Preferred stocks occupy a unique space in the world of investments. They combine characteristics of both stocks and bonds, making them an attractive choice for investors seeking a balance between income and stability. Preferred stock exchange-traded funds (ETFs) provide a convenient way to access this asset class, offering diversification and liquidity. In this article, we will explore five preferred stock ETFs known for their capacity to deliver high and stable dividend income.
- iShares Preferred and Income Securities ETF (PFF)
The iShares Preferred and Income Securities ETF (PFF) is one of the largest and most popular preferred stock ETFs. It tracks the ICE BofA US Preferred Stock Index and offers exposure to a diversified portfolio of U.S. preferred stocks. PFF is known for its consistent dividend payments and ample liquidity, making it an ideal choice for income-oriented investors.
- Invesco Preferred ETF (PGX)
The Invesco Preferred ETF (PGX) seeks to track the ICE Exchange-Listed Preferred & Hybrid Securities Index. PGX is known for its focus on investment-grade preferred stocks, providing a level of credit quality and stability. Investors appreciate PGX for its steady income stream, and it is often considered for long-term income strategies.
- Global X SuperIncome Preferred ETF (SPFF)
The Global X SuperIncome Preferred ETF (SPFF) takes a different approach by offering a diversified portfolio of preferred stocks from both the U.S. and international markets. This global perspective provides investors with an opportunity to enhance diversification and capture higher yields. SPFF’s income potential makes it an attractive choice for income-focused portfolios.
- Invesco Financial Preferred ETF (PGF)
The Invesco Financial Preferred ETF (PGF) is a sector-specific ETF focusing on preferred stocks within the financial industry. It tracks the ICE Exchange-Listed Preferred & Hybrid Securities Ex-Financials Index. Investors who believe in the financial sector’s stability and growth prospects may find PGF an appealing choice for preferred stock exposure.
- Principal Spectrum Preferred Securities Active ETF (PREF)

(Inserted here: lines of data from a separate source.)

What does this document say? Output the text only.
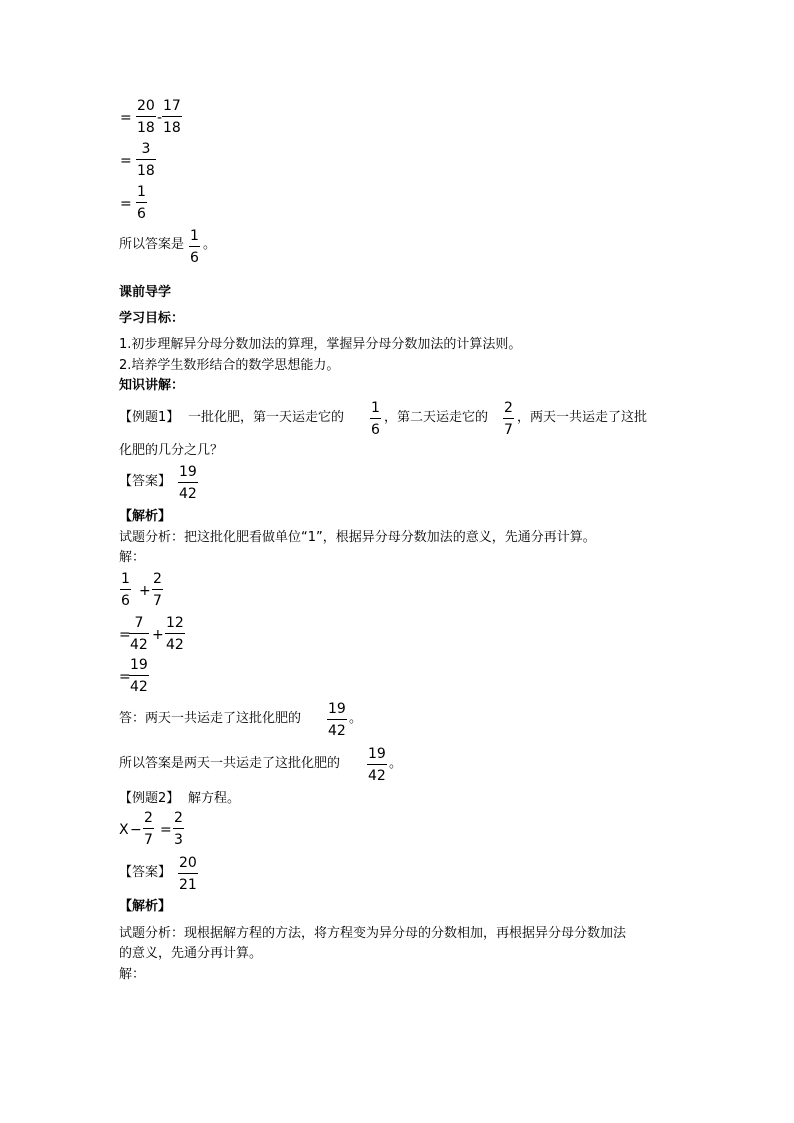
=
20
18
-
17
18
=
3
18
=
1
6
所以答案是
1
6
。
课前导学
学习目标：
1.初步理解异分母分数加法的算理，掌握异分母分数加法的计算法则。
2.培养学生数形结合的数学思想能力。
知识讲解：
【例题1】 一批化肥，第一天运走它的
1
6
，第二天运走它的
2
7
，两天一共运走了这批
化肥的几分之几？
【答案】
19
42
【解析】
试题分析：把这批化肥看做单位“1”，根据异分母分数加法的意义，先通分再计算。
解：
1
6
+
2
7
=
7
42
+
12
42
=
19
42
答：两天一共运走了这批化肥的
19
42
。
所以答案是两天一共运走了这批化肥的
19
42
。
【例题2】 解方程。
X −
2
7
=
2
3
【答案】
20
21
【解析】
试题分析：现根据解方程的方法，将方程变为异分母的分数相加，再根据异分母分数加法
的意义，先通分再计算。
解：
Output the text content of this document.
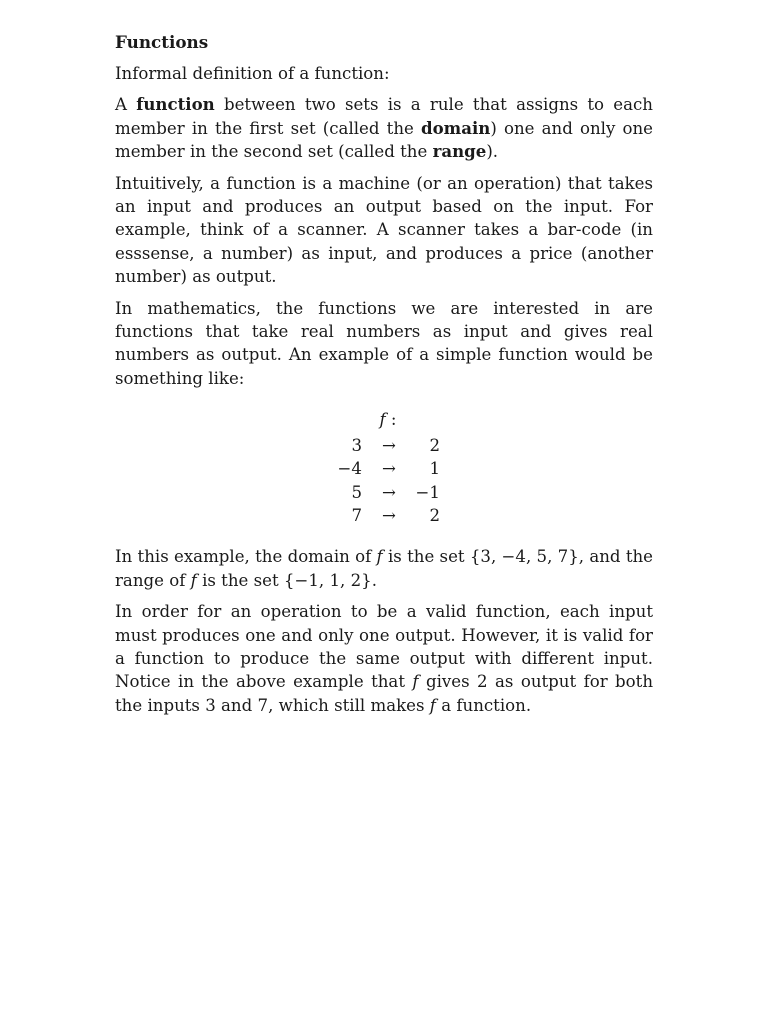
Functions

Informal definition of a function:

A function between two sets is a rule that assigns to each member in the first set (called the domain) one and only one member in the second set (called the range).

Intuitively, a function is a machine (or an operation) that takes an input and produces an output based on the input. For example, think of a scanner. A scanner takes a bar-code (in esssense, a number) as input, and produces a price (another number) as output.

In mathematics, the functions we are interested in are functions that take real numbers as input and gives real numbers as output. An example of a simple function would be something like:

f :
3	→	2
−4	→	1
5	→	−1
7	→	2

In this example, the domain of f is the set {3, −4, 5, 7}, and the range of f is the set {−1, 1, 2}.

In order for an operation to be a valid function, each input must produces one and only one output. However, it is valid for a function to produce the same output with different input. Notice in the above example that f gives 2 as output for both the inputs 3 and 7, which still makes f a function.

The Principal Spectrum Preferred Securities Active ETF (PREF) is an actively managed ETF, which means that a portfolio manager selects preferred stocks based on their analysis. PREF aims to provide investors with high income potential while actively managing credit and interest rate risk. This active approach may be suitable for those who want professional management of their preferred stock investments.
Key Considerations for Preferred Stock ETFs
When evaluating preferred stock ETFs, consider the following factors:
Yield: Assess the ETF’s current yield, which represents the annual income generated by the portfolio. Different preferred stock ETFs may offer varying levels of yield.
Credit Quality: Preferred stocks come in different credit quality categories, from investment grade to speculative. Check the credit quality of the holdings to match your risk tolerance.
Liquidity: Ensure the ETF is sufficiently liquid, meaning that it can be traded without significantly impacting the market price. High liquidity is particularly important for preferred stock ETFs.
Expense Ratio: Lower expense ratios can improve overall returns by reducing the costs associated with the ETF.
Diversification: Evaluate the ETF’s holdings to ensure it offers diversification across various sectors and issuers.
Active vs. Passive: Decide whether you prefer an actively managed or passively managed ETF, depending on your investment approach.
Preferred stock ETFs are an attractive option for investors seeking a balance between high dividend income and portfolio stability. These ETFs offer diversification, liquidity, and professional management in some cases. By considering yield, credit quality, liquidity, expense ratios, and your preferred investment approach, you can select the preferred stock ETF that aligns with your income and investment objectives. These ETFs can play a valuable role in income-focused portfolios, offering a steady stream of dividends in today’s investment landscape.